I’m far less knowledgeable of other non-x86 architectures though.
LAA allowed the OS to limit the shared and kernel memory so that a process could access almost 4GB of ram. In any case, this meant that you could have processes using real ram to the max instead of virtual ram that would necessitate waiting on ram to load from the hard drive. With falling ram prices along with increasing ram density, this quickly led to virtual ram being less an issue for computers.
Yeah, I looked up what this does on windows. It allows an application to allocate more of the 32bit address space. I never used it though and before you mentioned it I didn’t even know it existed, so thanks! I’ll keep it with all my other trivia that nobody outside of here cares about, haha.
As to 32-bit “clean” addressing, yes, simple operations on signed values can preserve the full address, and give the proper address. The issue generally comes from casting – pointers tend to be unsigned, so casting an int to a pointer or the reverse could lead to undefined operations if the value was negative.
But “negative values” don’t affect 2s compliment arithmetic, you get the right binary bits no matter which way you cast it. The interpretation of a “sign bit” is different, such as asking if it’s negative as illustrated in the last post, but the ALU produces the same bits either way. You can prove this to yourself by doing the math by hand in binary.
Compilers of the era might handle this differently. If you were using Manx C or SAS C or K&R, you’d have to know a bunch of low-level undefined rules for things like that, so older programs might have #ifdef sections for the differences. Example: suppose your pointer was 0xC0000000; now it got cast as an int to store in an integer variable; The pointer is too big to store in an int, and the compiled code might throw an error at runtime,
it might set the variable to the largest maximum positive number an int can hold, or it might ignore the issue altogether (which would ironically lead to the code working). Things have gotten better in standardizing C, but back in the hey-day of the Amiga/PC/Mac, everyone had to be a little different.
Yeah, supposing your compiler uses 16bit ints and 32bit pointers, obviously I have to agree that casting a pointer to an int will result in truncation of all pointers representing addresses >= 64k. Such code wouldn’t even be “17 bit clean”, much less “32bit clean”.

2020-03-08 4:07 am
acobar
LZ4 with squashfs and overlayfs is a fantastic combination to mount compressed documentation, to be used by zeal or from devdocs on linux.

2020-03-11 3:54 pm
phoenix
SquashFS + Network Block Device (nbd) make for a much more performant alternative to NFS, as well. 🙂 At least for read-only filesystems like /, /usr, and the like; for diskless workstations booting off the network.

2020-03-11 7:45 pm
Alfman verbose=1
phoenix
SquashFS + Network Block Device (nbd) make for a much more performant alternative to NFS, as well. At least for read-only filesystems like /, /usr, and the like; for diskless workstations booting off the network.
I use squashfs with xz compression for my linux distro, no complaints there.
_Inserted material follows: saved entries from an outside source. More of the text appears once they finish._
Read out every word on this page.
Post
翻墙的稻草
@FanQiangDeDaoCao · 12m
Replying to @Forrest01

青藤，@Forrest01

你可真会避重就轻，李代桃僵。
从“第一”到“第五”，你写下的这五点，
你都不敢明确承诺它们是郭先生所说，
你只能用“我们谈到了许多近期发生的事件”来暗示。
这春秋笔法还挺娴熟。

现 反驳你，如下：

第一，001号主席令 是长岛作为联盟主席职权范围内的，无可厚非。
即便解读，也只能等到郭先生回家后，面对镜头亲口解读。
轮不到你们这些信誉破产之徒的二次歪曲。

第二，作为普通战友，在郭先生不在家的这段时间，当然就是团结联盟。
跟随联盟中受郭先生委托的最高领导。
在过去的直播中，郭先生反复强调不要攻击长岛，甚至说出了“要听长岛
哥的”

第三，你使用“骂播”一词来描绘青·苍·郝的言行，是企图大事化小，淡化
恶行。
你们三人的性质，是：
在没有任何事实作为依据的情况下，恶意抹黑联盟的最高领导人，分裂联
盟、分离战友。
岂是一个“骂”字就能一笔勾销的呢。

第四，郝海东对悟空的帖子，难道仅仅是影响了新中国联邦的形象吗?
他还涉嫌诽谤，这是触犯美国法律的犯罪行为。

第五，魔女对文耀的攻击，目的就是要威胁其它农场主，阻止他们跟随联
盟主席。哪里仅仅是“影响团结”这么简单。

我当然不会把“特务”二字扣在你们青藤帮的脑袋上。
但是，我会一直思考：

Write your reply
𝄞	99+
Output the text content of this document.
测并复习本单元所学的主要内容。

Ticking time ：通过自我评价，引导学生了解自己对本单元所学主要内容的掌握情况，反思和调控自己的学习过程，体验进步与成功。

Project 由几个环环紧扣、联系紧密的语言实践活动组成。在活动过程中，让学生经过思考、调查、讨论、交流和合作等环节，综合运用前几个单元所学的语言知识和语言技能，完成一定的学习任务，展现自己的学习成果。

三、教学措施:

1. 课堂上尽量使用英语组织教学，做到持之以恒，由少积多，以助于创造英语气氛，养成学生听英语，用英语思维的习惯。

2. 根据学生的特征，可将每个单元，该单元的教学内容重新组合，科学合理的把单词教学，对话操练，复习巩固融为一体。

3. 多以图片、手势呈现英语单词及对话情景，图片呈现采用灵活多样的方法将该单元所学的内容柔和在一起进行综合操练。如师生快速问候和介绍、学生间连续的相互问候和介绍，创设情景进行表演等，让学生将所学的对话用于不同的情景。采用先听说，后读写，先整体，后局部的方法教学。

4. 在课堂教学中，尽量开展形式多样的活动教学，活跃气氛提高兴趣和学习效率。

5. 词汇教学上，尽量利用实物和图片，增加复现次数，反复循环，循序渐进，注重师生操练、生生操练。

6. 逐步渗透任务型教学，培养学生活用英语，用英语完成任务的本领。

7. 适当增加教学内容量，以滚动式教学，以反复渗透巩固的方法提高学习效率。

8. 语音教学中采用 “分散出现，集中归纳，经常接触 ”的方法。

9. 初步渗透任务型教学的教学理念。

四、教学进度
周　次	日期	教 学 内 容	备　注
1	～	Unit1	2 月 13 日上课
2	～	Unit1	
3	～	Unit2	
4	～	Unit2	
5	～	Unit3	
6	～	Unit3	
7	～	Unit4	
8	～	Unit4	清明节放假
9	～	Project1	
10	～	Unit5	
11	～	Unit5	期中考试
However a long time ago I wanted something like nbd or iSCSI to boot up virtual machines on a different server than the ones with the disk image. I found nbd to be extremely unstable & unreliable. The long term goal was to use nbd to facilitate VM migration, but the linux kernel would become erratic and lock up once it connected to an nbd server, I had to give up on it. I’m thinking of trying it again if it is more stable now.

2020-03-08 10:26 am
hdjhfds
I thought rar rather than 7z occupied the second spot. But I guess it varies from industry to industry, country to country.

2020-03-08 4:38 am
Kochise
You forgot sit from the Macintosh

2020-03-08 4:00 pm
Alfman verbose=1
Kochise,
You forgot sit from the Macintosh
Ah, yes there’s probably a couple missing that I never encountered in DOS.
IBM PCs were so dominant when I was growing up and going to university that I had never actually seen an apple/mac store in person, Who knows, if I had then maybe I’d be a mac fanboy with praises for steve jobs, haha. I doubt it though because I’ve never put bill gates on a pedestal even though I’ve used many microsoft products. They’re just people with flaws like everyone else. I’ve always been more interested in the technology than the people. Looking back now, I think I would have been very intrigued by commodore even though I did not experience it at the time.

2020-03-08 4:55 pm
Kochise
I doubt that, DOS and Windows are so much more convenient to use and tweak. The file extension is enough to select the proper application of open the file, not in a Mac where it is a file metadata.

2020-03-09 12:24 pm
darknexus
I think “was” is the correct verb tense there. Ever since Mac OS X, file extensions have been the correct way to identify files. For a while the metadata method was still supported for backward compatibility however, which did lead to some rather odd issues at times where you did change the application to open a certain file type but one file in particular did not obey due to the creator metadata being set on it. I think it was in 10.6 that the metadata support was removed completely, however don’t quote me on that part.

2020-03-08 4:44 pm
jgfenix
In the DOS days I usted arj because it gave a bigger compression than zip.

2020-03-09 12:26 pm
darknexus
I liked jar in DOS (not to be confused with the .jar file format for Java), which was made by the same people who made arj and was intended to be its successor. The compression ratio, considering the time period, was unparalleled. It never really caught on though.

2020-03-17 1:18 am
SteveNordquist
…bunzip2, jpeg2000__, djvu, FractalView, various triangle and fan tile texture companding and normalizing things…
All pretty essential. Then there are encryptions and whether those would accept fallbacks in streams…
Things have really been hustled over by anticrypto factions and a pretty bogus federal certification for crypto.
As for the market…yeah, it’s not through fixing things somehow; I wonder if somewhere there’s a student ready to stand up and recite all the standard formats and compressions used in single-cell nucleosome sampling, GIS, post-hadoop dimensionalizing of big data…

2020-03-09 8:31 pm
Steve
I once wrote a GIF file encoder and decoder based only on the specification of the GIF format from CompuServ and Terry Welch’s IEEE article describing the LZW algorithm. In Fortran. Took a bit of head-scratching to figure out how LZW actually worked, given that the description of the algorithm, even though complete, was rather succinct.